In Wales, what is the average percentage of homeless people to have been in care?

20% of homeless people in Wales have been in care, showing that they have been failed in some capacity to find a path and cope with real world pressures.

What percentage of adult prisoners are care experienced in the UK?

20% of UK prisoners are care experienced.  Without the proper support people resort to desperate needs because they have not other place to go.  It is our job to show the avenues they have available with guidance, knowledge and support creating a plan.

4. Upskilling and wellbeing

Effective execution of care plans and the points we have raised that uplift young people relies entirely on the guidance of well-equipped, looked after, empathetic teams. Bridging this gap demands recognising care work as specialised labour warranting competitive development pathways.

At Bluestones Medical Complex Care, we facilitate workforce uplift through role-specific training, platform access, and qualification/progression incentivisation. Our multidisciplinary framework unites house staff, wellbeing coordinators, and quality and improvement professionals. Ensuring each feels valued through individual development plans that nurture strengths, keeps morale high while sharpening collective skill sets.

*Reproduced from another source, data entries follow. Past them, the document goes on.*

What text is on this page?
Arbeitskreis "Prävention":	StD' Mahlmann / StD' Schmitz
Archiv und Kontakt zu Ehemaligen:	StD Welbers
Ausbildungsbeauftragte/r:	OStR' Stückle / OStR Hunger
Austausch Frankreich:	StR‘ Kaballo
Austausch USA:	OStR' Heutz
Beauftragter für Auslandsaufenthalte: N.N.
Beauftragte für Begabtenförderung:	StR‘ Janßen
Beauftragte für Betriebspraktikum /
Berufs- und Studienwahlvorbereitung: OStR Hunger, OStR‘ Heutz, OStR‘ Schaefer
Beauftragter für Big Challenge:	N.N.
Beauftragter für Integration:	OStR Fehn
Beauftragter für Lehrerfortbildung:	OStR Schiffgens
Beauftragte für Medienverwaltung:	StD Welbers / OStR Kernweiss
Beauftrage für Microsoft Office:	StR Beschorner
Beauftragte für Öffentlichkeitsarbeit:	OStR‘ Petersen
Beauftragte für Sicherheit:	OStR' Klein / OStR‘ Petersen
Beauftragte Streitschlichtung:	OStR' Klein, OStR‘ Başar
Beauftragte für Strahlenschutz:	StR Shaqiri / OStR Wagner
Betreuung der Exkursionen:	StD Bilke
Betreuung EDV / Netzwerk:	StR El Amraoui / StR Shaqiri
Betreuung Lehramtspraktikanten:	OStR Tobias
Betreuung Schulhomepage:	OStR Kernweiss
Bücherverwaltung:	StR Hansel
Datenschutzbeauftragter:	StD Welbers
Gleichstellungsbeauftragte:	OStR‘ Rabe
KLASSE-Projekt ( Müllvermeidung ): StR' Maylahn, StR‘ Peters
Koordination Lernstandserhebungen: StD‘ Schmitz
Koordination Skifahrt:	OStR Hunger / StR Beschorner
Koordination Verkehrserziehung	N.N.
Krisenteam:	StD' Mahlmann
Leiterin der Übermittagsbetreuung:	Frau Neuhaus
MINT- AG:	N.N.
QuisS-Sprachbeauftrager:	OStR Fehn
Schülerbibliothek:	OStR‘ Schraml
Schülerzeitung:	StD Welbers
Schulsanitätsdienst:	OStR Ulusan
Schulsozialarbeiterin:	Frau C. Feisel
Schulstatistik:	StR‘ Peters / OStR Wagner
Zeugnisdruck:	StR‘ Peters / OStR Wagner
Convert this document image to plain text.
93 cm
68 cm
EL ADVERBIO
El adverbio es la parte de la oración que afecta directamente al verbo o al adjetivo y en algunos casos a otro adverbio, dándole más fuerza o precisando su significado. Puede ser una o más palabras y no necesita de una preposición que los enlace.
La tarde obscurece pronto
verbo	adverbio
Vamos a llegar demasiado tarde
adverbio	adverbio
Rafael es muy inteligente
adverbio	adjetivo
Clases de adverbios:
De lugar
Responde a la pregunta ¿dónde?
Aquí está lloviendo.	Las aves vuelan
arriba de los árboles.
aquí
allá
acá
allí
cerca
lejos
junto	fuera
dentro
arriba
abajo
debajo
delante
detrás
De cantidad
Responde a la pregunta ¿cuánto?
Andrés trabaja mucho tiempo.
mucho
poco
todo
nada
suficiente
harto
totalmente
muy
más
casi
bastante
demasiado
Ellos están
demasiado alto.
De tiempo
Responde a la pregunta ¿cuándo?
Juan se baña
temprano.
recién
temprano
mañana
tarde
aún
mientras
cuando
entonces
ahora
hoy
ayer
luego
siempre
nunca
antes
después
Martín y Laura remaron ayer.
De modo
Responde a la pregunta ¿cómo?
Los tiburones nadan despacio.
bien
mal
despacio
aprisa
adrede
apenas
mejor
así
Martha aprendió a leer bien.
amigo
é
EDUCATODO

Whether gaining deeper trauma response techniques, teaching resources, or communication tactics, every staff member receives continuous training opportunities. We similarly provide online support for PSHE learning along with routine wellbeing initiatives. When caregivers feel supported, their ability to support youth excels in kind. Our commitment to advancement opportunities uplifts staff ability to execute care plans to the best of their ability, tailored to each child’s ever-evolving needs.

What percentage of workers in the child care sector would want to pursue a career with upskill opportunities to progress?

Researched has shown that 82% of healthcare and social care workers would want to have the chance to upskill and keep pursuing a progressive career in this industry.  A statistic like this encourages us as a company to not only look outwards but inwards at the talent we already have.